Tonight I was surprised to know that in volume 2 [2009] issue of Deafway Magazine in India, SO was featured. However, the editor’s note that SO is a “must see” despite its ‘documentary tag’ made me ask, “Why can’t a docu be a “must see” despite its being a ‘documentary’ in genre? What did the editor mean by that? That only narrative films are “must-see” creations? I wondered!

Anyhow, I feel happy that inspite of the fact that SO features the plight of our Deaf Filipinos and presents Deaf Filipino culture, the effect on the Deaf sector in India as reflected on what’s written on this online magazine affirm the universality of film language as SO “touched a chord deep within” the hearts of Deaf who are not Filipinos. It also made the effort and the time that I have put in the making of SO [one-and-a-half-years] doubly worthwhile and quite fulfilling for successfully reaching out to an audience I never thought could ride equally with the sentiments of our Deaf brothers.

When I was informed by Mr. Satish Kapoor, Festival Director, of the positive reactions by the Deaf group that will facilitate its premiere in New Delhi the first time SO was previewed [before the start of the fest in Feb 09] I thought then that the reaction must have been because Deaf in India have the same experiences as most of Deaf Filipinos—the feeling of rejection, discrimination, probably at times humiliations from the hearing world. Although I got good feedbacks after the premiere from Mr. Kapoor again and from Rack Corpus, President of the Philippine Federation of the Deaf who relayed to me the positive feedbacks from her Indian Deaf network in India, it was only now when I read about SO in print on Deafway, a magazine for the Deaf,  that I concretely know its impact on them.

In SO, showing Deaf Filipinos’ sentiments in the film and that “Deaf can” as a premise help in making the hearing world know their abilities, understand their situation, recognize their Being as equals to anyone of us. I hope more from the hearing society would see SO here in the Philippines as it reels around this July, NDPR Week, in Samar and Makati City.

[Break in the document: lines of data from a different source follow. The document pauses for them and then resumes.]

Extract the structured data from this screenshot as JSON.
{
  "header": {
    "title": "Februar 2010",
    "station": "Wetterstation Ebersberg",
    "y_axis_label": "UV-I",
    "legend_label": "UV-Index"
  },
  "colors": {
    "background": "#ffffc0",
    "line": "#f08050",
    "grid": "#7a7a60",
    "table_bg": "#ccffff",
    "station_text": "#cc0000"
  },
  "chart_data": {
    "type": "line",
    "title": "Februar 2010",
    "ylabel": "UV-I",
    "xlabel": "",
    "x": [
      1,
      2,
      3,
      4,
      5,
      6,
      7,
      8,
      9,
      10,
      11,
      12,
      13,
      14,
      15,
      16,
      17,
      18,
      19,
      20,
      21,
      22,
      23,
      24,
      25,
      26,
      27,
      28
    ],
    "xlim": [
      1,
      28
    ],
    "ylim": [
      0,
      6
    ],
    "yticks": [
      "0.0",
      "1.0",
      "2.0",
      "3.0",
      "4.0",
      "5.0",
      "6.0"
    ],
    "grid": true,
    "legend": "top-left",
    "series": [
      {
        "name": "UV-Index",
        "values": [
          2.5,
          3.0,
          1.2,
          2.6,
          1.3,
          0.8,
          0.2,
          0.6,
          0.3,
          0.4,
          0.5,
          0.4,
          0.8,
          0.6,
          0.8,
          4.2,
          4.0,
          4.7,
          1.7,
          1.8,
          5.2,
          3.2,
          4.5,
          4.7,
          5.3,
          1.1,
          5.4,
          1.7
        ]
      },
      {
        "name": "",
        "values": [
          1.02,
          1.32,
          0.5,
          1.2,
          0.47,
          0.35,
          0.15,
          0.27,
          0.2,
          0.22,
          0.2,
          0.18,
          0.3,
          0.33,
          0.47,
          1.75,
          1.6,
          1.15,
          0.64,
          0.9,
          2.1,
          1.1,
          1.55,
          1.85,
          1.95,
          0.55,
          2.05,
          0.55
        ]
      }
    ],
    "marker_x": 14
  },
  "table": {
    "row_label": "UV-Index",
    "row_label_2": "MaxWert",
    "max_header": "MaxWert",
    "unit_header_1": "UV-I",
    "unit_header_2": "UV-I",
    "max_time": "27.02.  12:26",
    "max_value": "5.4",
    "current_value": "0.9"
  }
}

To proceed anyway, on the cover of Deafway Mag, it reads somewhere on the page:


Director Mirana Medina from the Philippines Takes Center Stage with a Poignant Film

On Page 4, the large text heading reads:


Followed by the following subtexts:

The SILENT ODYSSEY had a tremendous impact here in New Delhi.

It touched a chord deep within...
I realised we are all the same inside!

Still on Page 4, part of the Editorial [A Word from Our Editor] states:

…Our lead story is the amazing documentary by Ms Mirana Medina of the Philippines called the “Silent Odyssey” some amazing dance sequences and poignant true-life stories make this film a ‘must see’ despite its ‘documentary’ tag. Tying up with that is the issue of Black ASL. No matter what color or race we are, we are all one in Sign, we are all one in Sign. Cheerio!

Finally! Page 12 was devoted to SO’s synopsis.